El sábado 14, tras el juego, buena parte de la turba tica se tiró a la playa, frente a los hoteles en los que se hospedaba la mayoría, para darles rienda suelta a los cánticos y al festejo.
Pasada la medianoche un hombre alto, de contextura gruesa y camiseta negra, envió una ronda completa de cervezas a los más o menos 30 nacionales que bailoteábamos por ahí.
Una hora después Antonio, quien se supone que es uno de los magnates gasolineros más poderosos de Fortaleza, se había convertido en el eje de la fiesta. Aunque más bien era serio y de pocas palabras, se dedicó a consentir a la afición tica con rondas y más rondas de cervezas y hasta caipiriñas.
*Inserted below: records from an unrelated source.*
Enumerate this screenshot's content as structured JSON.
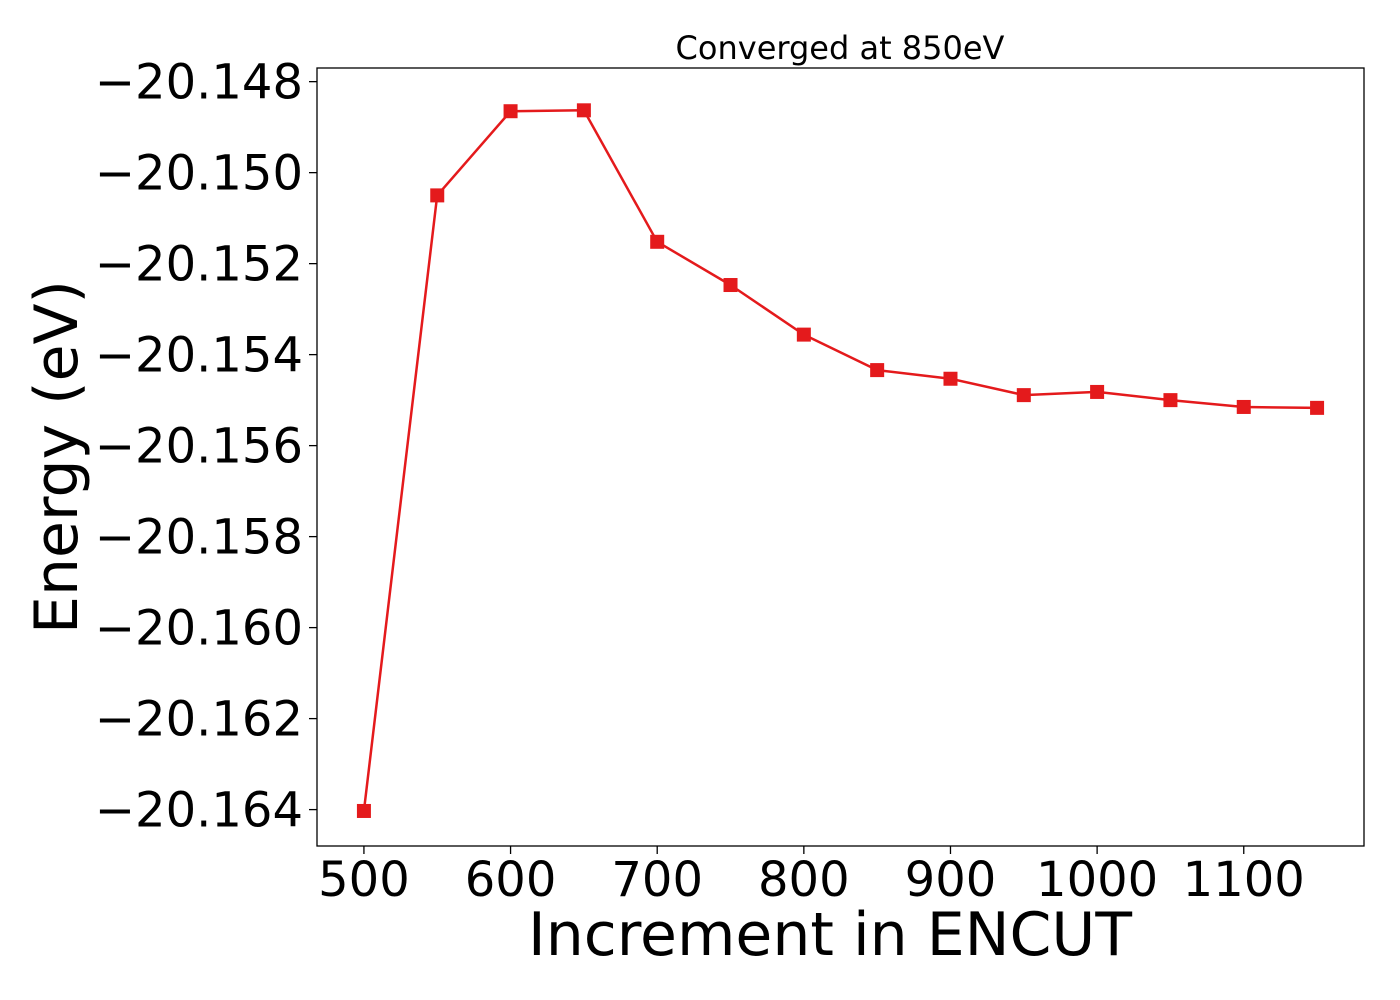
{
  "chart_data": {
    "type": "line",
    "title": "Converged at 850eV",
    "xlabel": "Increment in ENCUT",
    "ylabel": "Energy (eV)",
    "x": [
      500,
      550,
      600,
      650,
      700,
      750,
      800,
      850,
      900,
      950,
      1000,
      1050,
      1100,
      1150
    ],
    "series": [
      {
        "values": [
          -20.16403,
          -20.1505,
          -20.14865,
          -20.14863,
          -20.15152,
          -20.15247,
          -20.15356,
          -20.15434,
          -20.15453,
          -20.15489,
          -20.15482,
          -20.155,
          -20.15515,
          -20.15517
        ],
        "color": "#e41a1c",
        "marker": "square"
      }
    ],
    "xticks": [
      500,
      600,
      700,
      800,
      900,
      1000,
      1100
    ],
    "xtick_labels": [
      "500",
      "600",
      "700",
      "800",
      "900",
      "1000",
      "1100"
    ],
    "yticks": [
      -20.148,
      -20.15,
      -20.152,
      -20.154,
      -20.156,
      -20.158,
      -20.16,
      -20.162,
      -20.164
    ],
    "ytick_labels": [
      "−20.148",
      "−20.150",
      "−20.152",
      "−20.154",
      "−20.156",
      "−20.158",
      "−20.160",
      "−20.162",
      "−20.164"
    ],
    "xlim": [
      468,
      1182
    ],
    "ylim": [
      -20.1648,
      -20.1477
    ],
    "grid": false,
    "legend": false
  }
}
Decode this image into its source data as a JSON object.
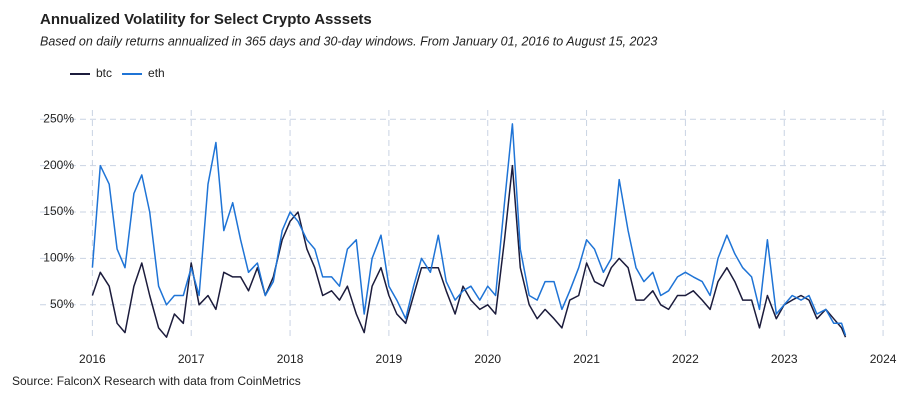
{
  "chart_data": {
    "type": "line",
    "title": "Annualized Volatility for Select Crypto Asssets",
    "subtitle": "Based on daily returns annualized in 365 days and 30-day windows. From January 01, 2016 to August 15, 2023",
    "source": "Source: FalconX Research with data from CoinMetrics",
    "x": [
      2016,
      2016.08,
      2016.17,
      2016.25,
      2016.33,
      2016.42,
      2016.5,
      2016.58,
      2016.67,
      2016.75,
      2016.83,
      2016.92,
      2017,
      2017.08,
      2017.17,
      2017.25,
      2017.33,
      2017.42,
      2017.5,
      2017.58,
      2017.67,
      2017.75,
      2017.83,
      2017.92,
      2018,
      2018.08,
      2018.17,
      2018.25,
      2018.33,
      2018.42,
      2018.5,
      2018.58,
      2018.67,
      2018.75,
      2018.83,
      2018.92,
      2019,
      2019.08,
      2019.17,
      2019.25,
      2019.33,
      2019.42,
      2019.5,
      2019.58,
      2019.67,
      2019.75,
      2019.83,
      2019.92,
      2020,
      2020.08,
      2020.17,
      2020.25,
      2020.33,
      2020.42,
      2020.5,
      2020.58,
      2020.67,
      2020.75,
      2020.83,
      2020.92,
      2021,
      2021.08,
      2021.17,
      2021.25,
      2021.33,
      2021.42,
      2021.5,
      2021.58,
      2021.67,
      2021.75,
      2021.83,
      2021.92,
      2022,
      2022.08,
      2022.17,
      2022.25,
      2022.33,
      2022.42,
      2022.5,
      2022.58,
      2022.67,
      2022.75,
      2022.83,
      2022.92,
      2023,
      2023.08,
      2023.17,
      2023.25,
      2023.33,
      2023.42,
      2023.5,
      2023.58,
      2023.62
    ],
    "series": [
      {
        "name": "btc",
        "color": "#1c1c3c",
        "values": [
          60,
          85,
          70,
          30,
          20,
          70,
          95,
          60,
          25,
          15,
          40,
          30,
          95,
          50,
          60,
          45,
          85,
          80,
          80,
          65,
          90,
          60,
          80,
          120,
          140,
          150,
          110,
          90,
          60,
          65,
          55,
          70,
          40,
          20,
          70,
          90,
          60,
          40,
          30,
          60,
          90,
          90,
          90,
          65,
          40,
          70,
          55,
          45,
          50,
          40,
          120,
          200,
          90,
          50,
          35,
          45,
          35,
          25,
          55,
          60,
          95,
          75,
          70,
          90,
          100,
          90,
          55,
          55,
          65,
          50,
          45,
          60,
          60,
          65,
          55,
          45,
          75,
          90,
          75,
          55,
          55,
          25,
          60,
          35,
          50,
          55,
          60,
          55,
          35,
          45,
          35,
          25,
          15
        ]
      },
      {
        "name": "eth",
        "color": "#1f74d6",
        "values": [
          90,
          200,
          180,
          110,
          90,
          170,
          190,
          150,
          70,
          50,
          60,
          60,
          90,
          60,
          180,
          225,
          130,
          160,
          120,
          85,
          95,
          60,
          75,
          130,
          150,
          140,
          120,
          110,
          80,
          80,
          70,
          110,
          120,
          40,
          100,
          125,
          70,
          55,
          35,
          70,
          100,
          85,
          125,
          75,
          55,
          65,
          70,
          55,
          70,
          60,
          160,
          245,
          110,
          60,
          55,
          75,
          75,
          45,
          65,
          90,
          120,
          110,
          85,
          100,
          185,
          130,
          90,
          75,
          85,
          60,
          65,
          80,
          85,
          80,
          75,
          60,
          100,
          125,
          105,
          90,
          80,
          45,
          120,
          40,
          50,
          60,
          55,
          60,
          40,
          45,
          30,
          30,
          17
        ]
      }
    ],
    "xlim": [
      2015.47,
      2024.07
    ],
    "xticks": [
      2016,
      2017,
      2018,
      2019,
      2020,
      2021,
      2022,
      2023,
      2024
    ],
    "ylim": [
      12,
      260
    ],
    "yticks": [
      {
        "value": 50,
        "label": "50%"
      },
      {
        "value": 100,
        "label": "100%"
      },
      {
        "value": 150,
        "label": "150%"
      },
      {
        "value": 200,
        "label": "200%"
      },
      {
        "value": 250,
        "label": "250%"
      }
    ],
    "grid": true,
    "legend": "top-left"
  }
}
A eso de las 3 a. m. se acabó la birra, pero no la fiesta. Antonio se levantó, les hizo una seña a sus cinco o seis guardaespaldas y todos subieron a un vehículo blindado, negro, último modelo. Solo dijo: "Regreso en media hora".
Todos daban por sentado que el inusitado anfitrión había hecho las de Melquíades, pero resultó que no: efectivamente, menos de media hora después, el hombrón apareció con una docena de garrafones gigantes y sus hombres se dedicaron a colocar, mesa por mesa, el nuevo cargamento.
El vacilón siguió y los ticos, ya enfiestaditos, hasta le hacían el baile del indio, lo rodeaban y simulaban reverencias, todos reían, todos cantaban, Antonio observaba.
Cuando empezó a aflorar el alba, el hombre de negro simplemente se levantó, subió a su blindado y se retiró del lugar con los suyos.
Nosotros también buscamos camino y cama, antes de que los rayos del sol hicieran trizas nuestras sienes. En la ida colectiva, solo se escuchaba una y otra vez una pregunta sin respuesta : "¿Maes, maes, qué raro, qué diablos se haría el Quintavalle brasileño".